A group of scientists led by the University of Sydney has fabricated a tandem PV cell based on copper, indium, gallium and selenium (CIGS) thin-film technology and perovskite. The device utilises a flexible substrate made of steel instead of glass.

The advantage of the flexible and conductive steel substrate is represented by the fact that the steel itself can act as both a substrate and an electrode for either large-area-monolithic-panel or smaller-area-singular single-junction or multi-junction cell fabrication.

The new cell is an evolution of a 17.1%-efficient perovskite device that another research group of the University of Sidney presented in August.

“There is no reason why perovskite-based tandem devices cannot also be demonstrated on steel substrates,” the research’s lead author, Anita Ho-Baillie, told pv magazine. “To date, there is only one demonstration of a flexible perovskite−CIGS tandem solar cell, with an efficiency of 13.2%, on a 30 μm thick flexible polyimide foil substrate.”

The research group built the cell with a 50 μm thick steel substrate coated with molybdenum (Mo), a CIGS absorber, a cadmium sulfide (CdS) window layer, transparent conductive oxide films made of aluminum-doped zinc oxide (AZO), a hole transport layer (HTL) based on nickel (II) oxide (NiO), a perovskite absorber, an electron transport layer (ETL) relying on buckminsterfullerene (C60), a spacer based on phenyl-C61-butyric acid (PCB), an indium tin oxide (ITO) layer, and an anti-reflection layer.

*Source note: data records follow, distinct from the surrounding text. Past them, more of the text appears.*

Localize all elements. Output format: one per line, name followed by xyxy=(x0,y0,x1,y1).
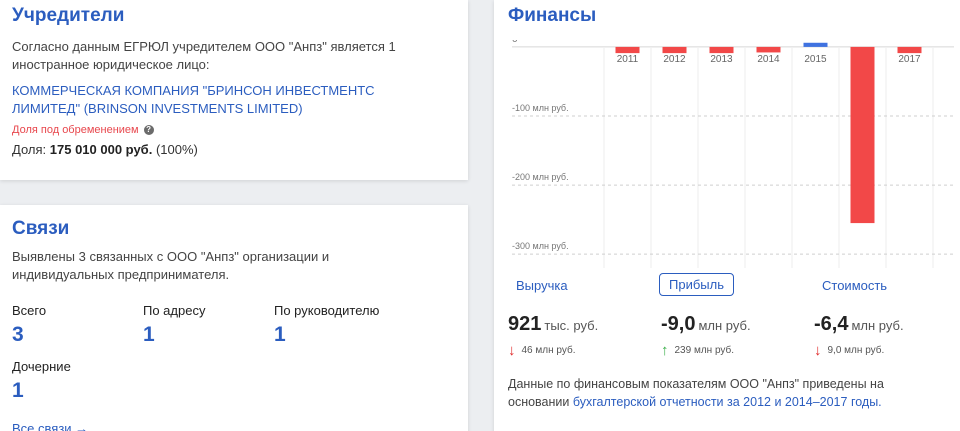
encumbrance-note: Доля под обременением ? xyxy=(12,124,154,136)
tab-profit[interactable]: Прибыль xyxy=(659,273,734,296)
links-address-value[interactable]: 1 xyxy=(143,323,155,347)
bar xyxy=(897,46,922,54)
all-links-link[interactable]: Все связи → xyxy=(12,420,88,431)
arrow-up-icon: ↑ xyxy=(661,342,669,359)
revenue-metric: 921 тыс. руб. xyxy=(508,313,598,336)
x-tick-label: 2014 xyxy=(757,54,780,65)
bar xyxy=(803,42,828,47)
share-percent: (100%) xyxy=(155,142,198,157)
y-tick-label: -300 млн руб. xyxy=(512,241,569,251)
tab-value[interactable]: Стоимость xyxy=(822,278,887,293)
links-total-label: Всего xyxy=(12,303,47,318)
encumbrance-label: Доля под обременением xyxy=(12,124,139,136)
finance-footnote-line1: Данные по финансовым показателям ООО "Ан… xyxy=(508,377,884,391)
founder-company-link-line1[interactable]: КОММЕРЧЕСКАЯ КОМПАНИЯ "БРИНСОН ИНВЕСТМЕН… xyxy=(12,82,375,100)
revenue-delta-value: 46 млн руб. xyxy=(521,345,576,356)
profit-metric: -9,0 млн руб. xyxy=(661,313,751,336)
arrow-down-icon: ↓ xyxy=(508,342,516,359)
accounting-report-link[interactable]: бухгалтерской отчетности за 2012 и 2014–… xyxy=(573,395,882,409)
links-title: Связи xyxy=(12,218,70,239)
bar xyxy=(756,46,781,53)
profit-delta: ↑ 239 млн руб. xyxy=(661,342,734,359)
cost-unit: млн руб. xyxy=(851,318,904,333)
links-card: Связи Выявлены 3 связанных с ООО "Анпз" … xyxy=(0,205,468,431)
links-total-value[interactable]: 3 xyxy=(12,323,24,347)
revenue-value: 921 xyxy=(508,313,542,335)
info-icon[interactable]: ? xyxy=(143,125,154,135)
y-tick-label: -200 млн руб. xyxy=(512,172,569,182)
founders-description-line1: Согласно данным ЕГРЮЛ учредителем ООО "А… xyxy=(12,39,396,54)
profit-delta-value: 239 млн руб. xyxy=(674,345,735,356)
cost-delta: ↓ 9,0 млн руб. xyxy=(814,342,884,359)
links-description-line1: Выявлены 3 связанных с ООО "Анпз" органи… xyxy=(12,249,330,264)
founders-title: Учредители xyxy=(12,5,125,26)
footnote-basis: основании xyxy=(508,395,570,409)
bar xyxy=(709,46,734,54)
founders-card: Учредители Согласно данным ЕГРЮЛ учредит… xyxy=(0,0,468,180)
y-tick-label: -100 млн руб. xyxy=(512,103,569,113)
x-tick-label: 2017 xyxy=(898,54,921,65)
cost-metric: -6,4 млн руб. xyxy=(814,313,904,336)
x-tick-label: 2015 xyxy=(804,54,827,65)
cost-delta-value: 9,0 млн руб. xyxy=(827,345,885,356)
share-prefix: Доля: xyxy=(12,142,47,157)
links-subsidiary-value[interactable]: 1 xyxy=(12,379,24,403)
finance-title: Финансы xyxy=(508,5,597,26)
x-tick-label: 2013 xyxy=(710,54,733,65)
bar xyxy=(850,46,875,224)
founder-company-link-line2[interactable]: ЛИМИТЕД" (BRINSON INVESTMENTS LIMITED) xyxy=(12,100,303,118)
profit-value: -9,0 xyxy=(661,313,696,335)
cost-value: -6,4 xyxy=(814,313,849,335)
bar xyxy=(615,46,640,54)
links-subsidiary-label: Дочерние xyxy=(12,359,71,374)
y-tick-label: 0 xyxy=(512,40,518,45)
links-manager-label: По руководителю xyxy=(274,303,380,318)
x-tick-label: 2011 xyxy=(617,54,639,65)
founders-description-line2: иностранное юридическое лицо: xyxy=(12,57,210,72)
links-description-line2: индивидуальных предпринимателя. xyxy=(12,267,230,282)
links-address-label: По адресу xyxy=(143,303,206,318)
profit-unit: млн руб. xyxy=(698,318,751,333)
finance-footnote-line2: основании бухгалтерской отчетности за 20… xyxy=(508,393,882,411)
x-tick-label: 2012 xyxy=(663,54,686,65)
founder-share: Доля: 175 010 000 руб. (100%) xyxy=(12,141,198,159)
arrow-down-icon: ↓ xyxy=(814,342,822,359)
tab-revenue[interactable]: Выручка xyxy=(516,278,568,293)
revenue-delta: ↓ 46 млн руб. xyxy=(508,342,575,359)
share-amount: 175 010 000 руб. xyxy=(49,142,153,157)
revenue-unit: тыс. руб. xyxy=(544,318,599,333)
finance-card: Финансы 0 -100 млн руб. -200 млн руб. -300 … xyxy=(494,0,960,431)
bar xyxy=(662,46,687,54)
finance-chart: 0 -100 млн руб. -200 млн руб. -300 млн руб.… xyxy=(512,40,954,268)
links-manager-value[interactable]: 1 xyxy=(274,323,286,347)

Schematic of the solar cell.

Image: University of Sydney

The scientists deposited the perovskite layer perovskite layer via thermal evaporation and spin coating. “As the substrate used is conductive, metal contact with the rear side of the CIGS bottom cell can be made on either side of the substrate, allowing flexibility for cell interconnection,” they explained.

Tested under standard illumination conditions, the tandem cell achieved a power conversion efficiency of 18.1%, an open-circuit voltage of 1,645 mV, a short-circuit current density of 17.7 mA/cm2, and a fill factor of 62%. This result represents the highest efficiency ever reported to date for a flexible perovskite-CIGS tandem solar cell.

“The substrate used has an added advantage of being conductive, allowing metal contact to be made on either side,” the academics said. “Physical deposition proves to be effective in overcoming the unique challenges associated with irregular surfaces of CIGS cells for tandem demonstrations.”

They described the novel cell concept in the study “Efficient Flexible Monolithic Perovskite–CIGS Tandem Solar Cell on Conductive Steel Substrate,” which was recently published in ACS Energy Letters.